Children were taken from their families in violent ways, only to never see them again. This is what Aboriginal and Torres Strait Islander people had to endure for 60 years (1910 – 1970). This period is also known as ‘The Stolen Generations’. Racial discrimination and segregation in the US was also prominent, and this sparked mass protests and Civil Rights movements such as the ‘Bus Boycott’ of 1961. Movements in the US inspired protests in Australia too, and this led to racial discrimination being changed forever. Aboriginal and Torres Strait Islander people’s rights were substantially affected by the US Civil Rights Movement during the 1950s – 60s. This resulted in significant alterations towards their right to vote and land entitlements, although, there are still forms of segregation and discrimination occurring that were not altered by the activists in Australia or the US, and these forms of racism must be covered sooner rather than later, and attempts by activists to abandon all forms of racism must be supported so future generations can live without any forms of segregation or discrimination.
The US Civil Rights Movement started in December 1955, when NAACP activist Rosa Parks refused to give her seat on a public bus in Montgomery, Alabama to a white man. When the white man got on the bus and couldn’t find a seat in the white section, the bus driver ordered Rosa Parks and three other black people to give up their seats. Parks refused to do this and was later arrested. On May 4, 1961, the ‘Bus Boycott’, sparked by Parks’ dramatic arrest, involved seven African American people and six white people boarding a bus in Washington D.C, beginning a tour of America’s south to protest against segregated bus terminals. This would help remove the racist laws of the Jim Crow South and would help turn a young preacher named Martin Luther King Jr into the country’s best-known civil rights leader. Nine months earlier, a 15-year-old black woman named Claudette Colvin was arrested for refusing to give up her seat to a white woman on a segregated bus. She went on to become one of five plaintiffs in the first federal court case filed by civil rights attorney Fred Gard in 1956, as the Browder vs Gayle case challenged bus segregation in the city. This case ended up in the Supreme Court, which resulted in the court affirming order to Montgomery and the state of Alabama to end bus segregation, which ended in the bus boycott being called off. Other protests include the ‘Bloody Sunday’ protest in 1965, where 600 innocent demonstrators participated in the ‘Selma to Montgomery March’ to protest the death of the black civil rights activist Jimmie Jackson, who was shot by a white police officer.
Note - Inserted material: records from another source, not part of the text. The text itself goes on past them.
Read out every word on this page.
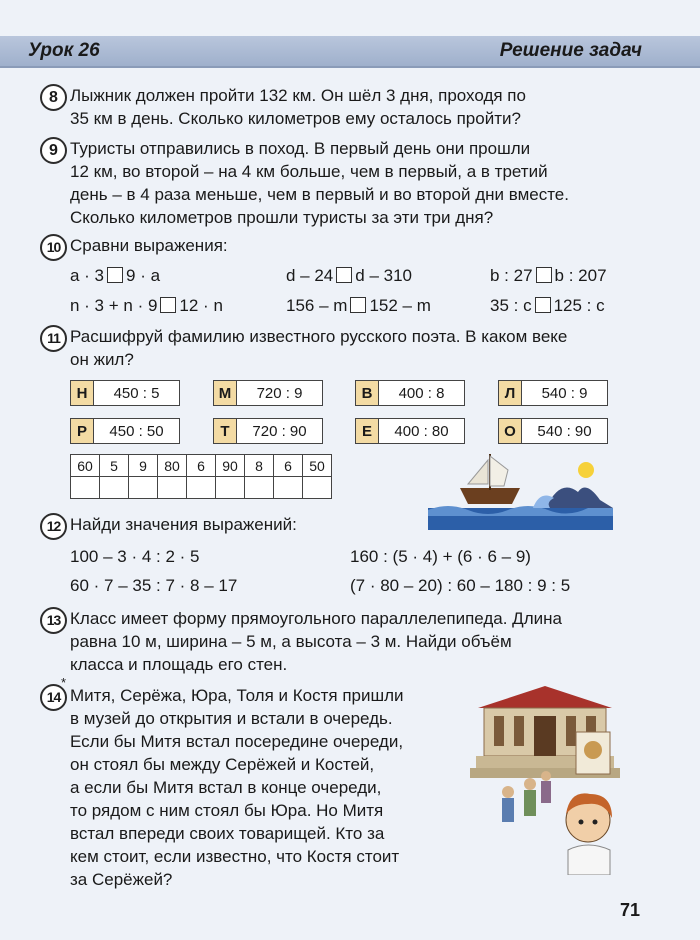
Урок 26	Решение задач
8 Лыжник должен пройти 132 км. Он шёл 3 дня, проходя по
35 км в день. Сколько километров ему осталось пройти?
9 Туристы отправились в поход. В первый день они прошли
12 км, во второй – на 4 км больше, чем в первый, а в третий
день – в 4 раза меньше, чем в первый и во второй дни вместе.
Сколько километров прошли туристы за эти три дня?
10 Сравни выражения:
a · 3 9 · a	d – 24 d – 310	b : 27 b : 207
n · 3 + n · 9 12 · n	156 – m 152 – m	35 : c 125 : c
11 Расшифруй фамилию известного русского поэта. В каком веке
он жил?
Н	450 : 5	М	720 : 9	В	400 : 8	Л	540 : 9
Р	450 : 50	Т	720 : 90	Е	400 : 80	О	540 : 90
60	5	9	80	6	90	8	6	50

12 Найди значения выражений:
100 – 3 · 4 : 2 · 5	160 : (5 · 4) + (6 · 6 – 9)
60 · 7 – 35 : 7 · 8 – 17	(7 · 80 – 20) : 60 – 180 : 9 : 5
13 Класс имеет форму прямоугольного параллелепипеда. Длина
равна 10 м, ширина – 5 м, а высота – 3 м. Найди объём
класса и площадь его стен.
14
*
Митя, Серёжа, Юра, Толя и Костя пришли
в музей до открытия и встали в очередь.
Если бы Митя встал посередине очереди,
он стоял бы между Серёжей и Костей,
а если бы Митя встал в конце очереди,
то рядом с ним стоял бы Юра. Но Митя
встал впереди своих товарищей. Кто за
кем стоит, если известно, что Костя стоит
за Серёжей?
71
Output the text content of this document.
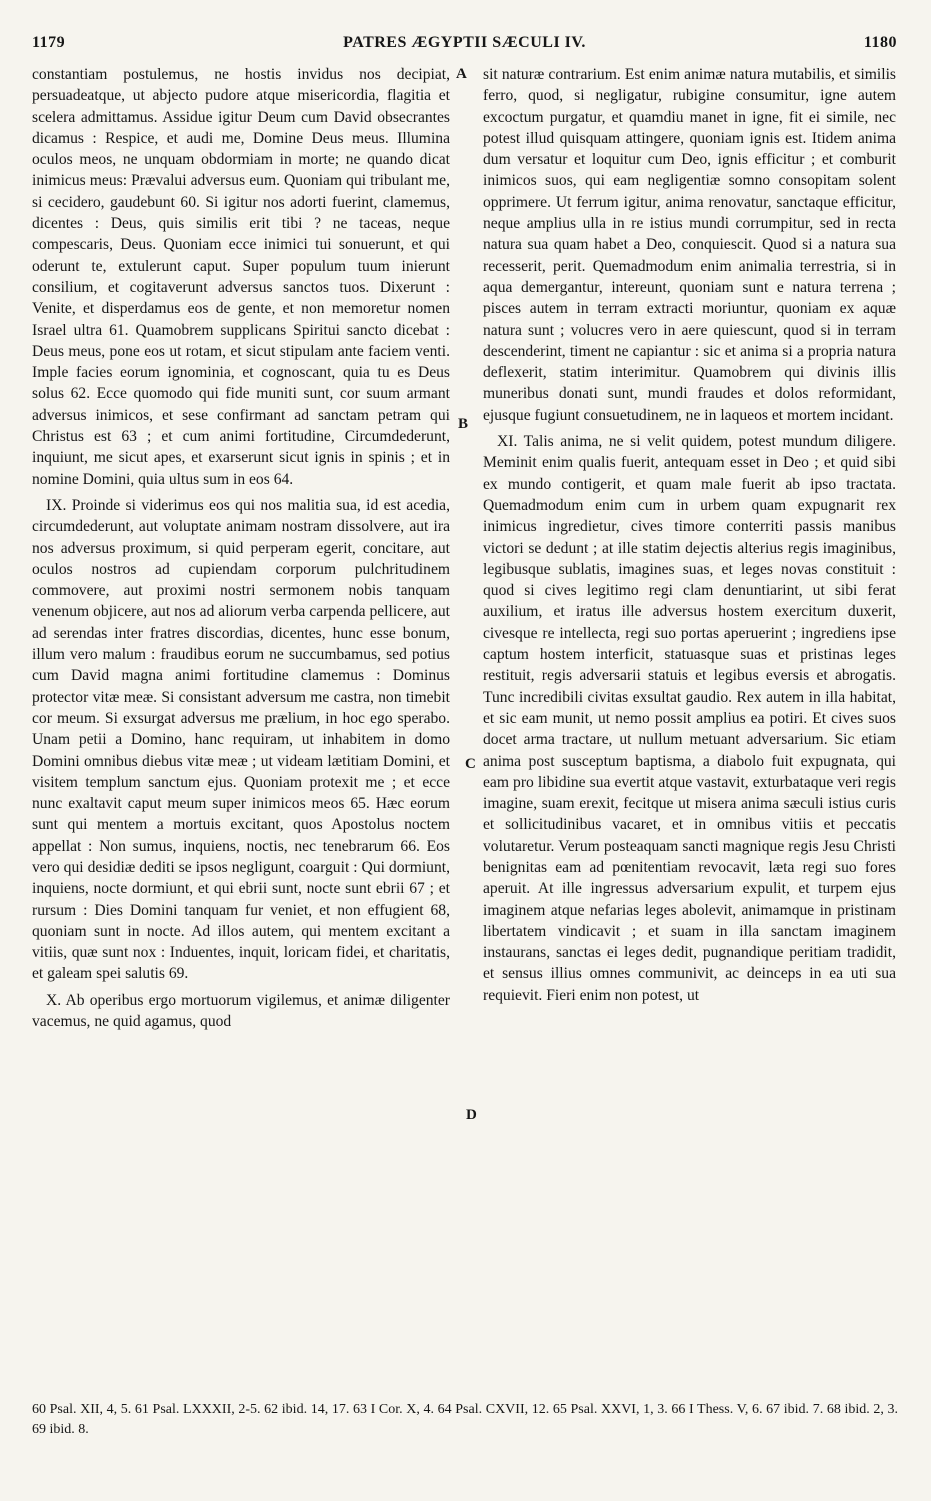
1179	PATRES ÆGYPTII SÆCULI IV.	1180

constantiam postulemus, ne hostis invidus nos decipiat, persuadeatque, ut abjecto pudore atque misericordia, flagitia et scelera admittamus. Assidue igitur Deum cum David obsecrantes dicamus : Respice, et audi me, Domine Deus meus. Illumina oculos meos, ne unquam obdormiam in morte; ne quando dicat inimicus meus: Prævalui adversus eum. Quoniam qui tribulant me, si cecidero, gaudebunt 60. Si igitur nos adorti fuerint, clamemus, dicentes : Deus, quis similis erit tibi ? ne taceas, neque compescaris, Deus. Quoniam ecce inimici tui sonuerunt, et qui oderunt te, extulerunt caput. Super populum tuum inierunt consilium, et cogitaverunt adversus sanctos tuos. Dixerunt : Venite, et disperdamus eos de gente, et non memoretur nomen Israel ultra 61. Quamobrem supplicans Spiritui sancto dicebat : Deus meus, pone eos ut rotam, et sicut stipulam ante faciem venti. Imple facies eorum ignominia, et cognoscant, quia tu es Deus solus 62. Ecce quomodo qui fide muniti sunt, cor suum armant adversus inimicos, et sese confirmant ad sanctam petram qui Christus est 63 ; et cum animi fortitudine, Circumdederunt, inquiunt, me sicut apes, et exarserunt sicut ignis in spinis ; et in nomine Domini, quia ultus sum in eos 64.

IX. Proinde si viderimus eos qui nos malitia sua, id est acedia, circumdederunt, aut voluptate animam nostram dissolvere, aut ira nos adversus proximum, si quid perperam egerit, concitare, aut oculos nostros ad cupiendam corporum pulchritudinem commovere, aut proximi nostri sermonem nobis tanquam venenum objicere, aut nos ad aliorum verba carpenda pellicere, aut ad serendas inter fratres discordias, dicentes, hunc esse bonum, illum vero malum : fraudibus eorum ne succumbamus, sed potius cum David magna animi fortitudine clamemus : Dominus protector vitæ meæ. Si consistant adversum me castra, non timebit cor meum. Si exsurgat adversus me prælium, in hoc ego sperabo. Unam petii a Domino, hanc requiram, ut inhabitem in domo Domini omnibus diebus vitæ meæ ; ut videam lætitiam Domini, et visitem templum sanctum ejus. Quoniam protexit me ; et ecce nunc exaltavit caput meum super inimicos meos 65. Hæc eorum sunt qui mentem a mortuis excitant, quos Apostolus noctem appellat : Non sumus, inquiens, noctis, nec tenebrarum 66. Eos vero qui desidiæ dediti se ipsos negligunt, coarguit : Qui dormiunt, inquiens, nocte dormiunt, et qui ebrii sunt, nocte sunt ebrii 67 ; et rursum : Dies Domini tanquam fur veniet, et non effugient 68, quoniam sunt in nocte. Ad illos autem, qui mentem excitant a vitiis, quæ sunt nox : Induentes, inquit, loricam fidei, et charitatis, et galeam spei salutis 69.

X. Ab operibus ergo mortuorum vigilemus, et animæ diligenter vacemus, ne quid agamus, quod

A
B
C
D

sit naturæ contrarium. Est enim animæ natura mutabilis, et similis ferro, quod, si negligatur, rubigine consumitur, igne autem excoctum purgatur, et quamdiu manet in igne, fit ei simile, nec potest illud quisquam attingere, quoniam ignis est. Itidem anima dum versatur et loquitur cum Deo, ignis efficitur ; et comburit inimicos suos, qui eam negligentiæ somno consopitam solent opprimere. Ut ferrum igitur, anima renovatur, sanctaque efficitur, neque amplius ulla in re istius mundi corrumpitur, sed in recta natura sua quam habet a Deo, conquiescit. Quod si a natura sua recesserit, perit. Quemadmodum enim animalia terrestria, si in aqua demergantur, intereunt, quoniam sunt e natura terrena ; pisces autem in terram extracti moriuntur, quoniam ex aquæ natura sunt ; volucres vero in aere quiescunt, quod si in terram descenderint, timent ne capiantur : sic et anima si a propria natura deflexerit, statim interimitur. Quamobrem qui divinis illis muneribus donati sunt, mundi fraudes et dolos reformidant, ejusque fugiunt consuetudinem, ne in laqueos et mortem incidant.

XI. Talis anima, ne si velit quidem, potest mundum diligere. Meminit enim qualis fuerit, antequam esset in Deo ; et quid sibi ex mundo contigerit, et quam male fuerit ab ipso tractata. Quemadmodum enim cum in urbem quam expugnarit rex inimicus ingredietur, cives timore conterriti passis manibus victori se dedunt ; at ille statim dejectis alterius regis imaginibus, legibusque sublatis, imagines suas, et leges novas constituit : quod si cives legitimo regi clam denuntiarint, ut sibi ferat auxilium, et iratus ille adversus hostem exercitum duxerit, civesque re intellecta, regi suo portas aperuerint ; ingrediens ipse captum hostem interficit, statuasque suas et pristinas leges restituit, regis adversarii statuis et legibus eversis et abrogatis. Tunc incredibili civitas exsultat gaudio. Rex autem in illa habitat, et sic eam munit, ut nemo possit amplius ea potiri. Et cives suos docet arma tractare, ut nullum metuant adversarium. Sic etiam anima post susceptum baptisma, a diabolo fuit expugnata, qui eam pro libidine sua evertit atque vastavit, exturbataque veri regis imagine, suam erexit, fecitque ut misera anima sæculi istius curis et sollicitudinibus vacaret, et in omnibus vitiis et peccatis volutaretur. Verum posteaquam sancti magnique regis Jesu Christi benignitas eam ad pœnitentiam revocavit, læta regi suo fores aperuit. At ille ingressus adversarium expulit, et turpem ejus imaginem atque nefarias leges abolevit, animamque in pristinam libertatem vindicavit ; et suam in illa sanctam imaginem instaurans, sanctas ei leges dedit, pugnandique peritiam tradidit, et sensus illius omnes communivit, ac deinceps in ea uti sua requievit. Fieri enim non potest, ut

60 Psal. XII, 4, 5. 61 Psal. LXXXII, 2-5. 62 ibid. 14, 17. 63 I Cor. X, 4. 64 Psal. CXVII, 12. 65 Psal. XXVI, 1, 3. 66 I Thess. V, 6. 67 ibid. 7. 68 ibid. 2, 3. 69 ibid. 8.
These campaigns and protests were all carefully planned and demonstrated with peace and determination so they could gain mass amounts of attention and to raise awareness.
Many people would know the famous name, “Martin Luther King Jr.” or the speech, “I have a dream…”, but not many know the true extent of that speech and the affect that it had to not only America’s racial laws but to other country’s racial laws around the world too, such as Australia’s. This speech was seen by 250,000 people during the ‘March on Washington’ on August 28, 1963. He knew that this was an opportunity to reach a wide audience and to persuade the public and government to act against racial segregation. At the current time, racial segregation was still occurring, and he knew that he must keep peace, remain calm and speak well in order to prove a point. The American Civil Rights Movement had a significant impact on the Freedom Rides in Australia. The Freedom Rides in Australia was approximately a two-week event in February 1965 in New South Wales. The goal was to protest for equal rights for the Aboriginal peoples who faced discrimination in Australia. During the 1950’s, there was an increasing international outrage at the way countries like America and South Africa treated their black populations. Australia was also receiving criticism for this, with the London Anti-Slavery Society threatening to act against how these people were being treated. Over the next 15 years, the Federal Council for Aboriginal Advancement campaigned for change, equal wages, access to social service benefits, and other important things such as land rights. Meanwhile, Aboriginal activist Charlie Perkins formed the SAFA (Student Action for Aborigines), which contained students for the University of Sydney. In 1965, the SAFA planned, with great detail, the ‘Freedom Ride’, a bus tour of western and coastal New South Wales and towns which aimed to raise public awareness about the poor state of Aboriginal health, education and housing, encourage and support Indigenous people to fight against racial discrimination. This event strengthened the Indigenous civil rights campaigns that followed in the later years.
Segregation and discrimination throughout Australia at the time was just as bad as America, it just went un-noticed by other countries. Different forms of segregation in Australia included segregated buses, colour bars, and the denial of access into town halls and pubs, they were even segregated at hospitals. There were several significant civil rights events in Australia, one of which being the announcement in 1962 that Aboriginal people were allowed to vote in Federal elections. When the Aboriginal people won this vote, they were able to vote like a ‘white human’ and had access to medical services and education. They were taken more seriously by politicians and they were given the ability to have a seat in the government. The right to vote was a very significant to indigenous people as before 1962, they had been denied the access to vote. This vote was important to them as their votes are now counted and influenced in the outcomes of the elections and federal, state and local levels.